One of the core features that almost every existing Obyte chatbot has is sending and receiving payments. This enables bot developers immediately add payment to the service they could be providing with
When you include a valid Obyte address anywhere in the text of your response to the user, the address will be automatically highlighted in the user's chat window, and after clicking it the user will be able to pay arbitrary amount of arbitrary asset to this address.
When you want to request a specific amount of a specific asset, format your payment request this way:
Any text before [payment description, will be ignored](obyte:ACCOUNT_ADDRESS?amount=123000&asset=base) any text after
Example:
Amount is in the smallest units, such as bytes. If you omit &asset=... part, base asset (bytes) is assumed. If you want to request payment in another asset, indicate its identifier such as oj8yEksX9Ubq7lLc+p6F2uyHUuynugeVq4+ikT67X6E= for blackbytes (don't forget to url-encode it).
You will likely want to generate a unique payment address per user, per transaction. This code sample might help:
var headlessWallet = require('headless-obyte');
eventBus.once('headless_wallet_ready', () => {
eventBus.on('text', function(from_address, text) {
const device = require('ocore/device.js');
if (text === 'resend') {
headlessWallet.issueNextMainAddress((deposit_address) => {
// send it over to the user
device.sendMessageToDevice(from_address, 'text',
'[...](obyte:'+ deposit_address +'?amount=123000&asset=base)');
});
});
}
});
});
Payments from single address wallet
It is possible to request that the payment would be done from any single address wallet or specific single address wallet. This works only in chat messages.
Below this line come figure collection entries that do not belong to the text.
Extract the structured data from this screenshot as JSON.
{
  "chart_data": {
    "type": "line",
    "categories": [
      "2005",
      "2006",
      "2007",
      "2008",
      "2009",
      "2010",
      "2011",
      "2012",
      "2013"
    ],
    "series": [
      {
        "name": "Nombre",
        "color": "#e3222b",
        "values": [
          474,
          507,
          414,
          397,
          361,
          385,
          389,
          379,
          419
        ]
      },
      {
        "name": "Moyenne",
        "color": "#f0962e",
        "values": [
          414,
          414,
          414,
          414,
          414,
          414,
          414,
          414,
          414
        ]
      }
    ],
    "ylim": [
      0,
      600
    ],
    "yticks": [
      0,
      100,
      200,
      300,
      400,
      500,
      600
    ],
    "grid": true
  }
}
To request the user to pay multiple payments at once, create the below Javascript object objPaymentRequest which can contain multiple addresses and multiple assets, encode the object in base64, and send it over to the user:
var payments = [
{address: address1, amount: amount1, asset: asset1},
{address: address1, amount: amount2, asset: asset2},
{address: address2, amount: amount3, asset: asset1}
];
var objPaymentRequest = {payments};
var paymentJson = JSON.stringify(objPaymentRequest);
var paymentJsonBase64 = Buffer.from(paymentJson).toString('base64');
var paymentRequestCode = 'payment:'+paymentJsonBase64;
var paymentRequestText = '[...]('+paymentRequestCode+')';
device.sendMessageToDevice(from_address, 'text', paymentRequestText);
The user's wallet will parse this message, display the multiple payments in a user-readable form, and offer the user to pay the requested amounts. Your payment-waiting code will be called when the payment is seen on the DAG.
Waiting for payments
If you include a headless wallet
var headlessWallet = require('headless-obyte');
you can get notified when any of your addresses receives a payment
eventBus.on('new_my_transactions', function(arrUnits){
// fetch more data about my addresses
db.query("SELECT outputs.address, amount, asset FROM outputs \
JOIN my_addresses USING (address) \
WHERE unit IN(?);", [arrUnits], (rows) => {
if (rows.length === 0) return;
rows.forEach((row) => {
// react to each unconfirmed payment
});
});
});
arrUnits is an array of units (more accurately, unit hashes) that contained any transaction involving your addresses. The event new_my_transactions is triggered for outgoing transactions too, you should check if the new transaction credits one of the addresses you are expecting payments to.
Waiting for finality of payments
To get notified when any of your transactions become stable (confirmed), subscribe to my_transactions_became_stable event:
eventBus.on('my_transactions_became_stable', function(arrUnits){
// fetch more data about my addresses
db.query("SELECT outputs.address, amount, asset FROM outputs \
JOIN my_addresses USING (address) \
WHERE unit IN(?);", [arrUnits], (rows) => {
if (rows.length === 0) return;
rows.forEach((row) => {
// react to each confirmed payment
});
});
});
arrUnits is again the array of units that just became stable and they contained at least one transaction involving your addresses.
The above events work in both full and light nodes. If your node is full, you can alternatively subscribe to event mci_became_stable which is emitted each time a new main chain index (MCI) becomes stable:
eventBus.on('mci_became_stable', function(mci){
// check if there are any units you are interested in
// that had this MCI and react to their becoming stable
});
Sending payments from chat bot
To send payments, you need to include a headless wallet
var headlessWallet = require('headless-obyte');
and use this function after the headless wallet becomes ready:
eventBus.once('headless_wallet_ready', () => {
headlessWallet.issueChangeAddressAndSendPayment(asset, amount, account_address, from_address, (err, unit) => {
if (err){
// something went wrong, maybe put this payment on a retry queue
return;
}
// handle successful payment
});
});
asset is the asset you are paying in (null for bytes), amount is payment amount in the smallest units. If the payment was successful, you get its unit in the callback and can save it or watch further events on this unit.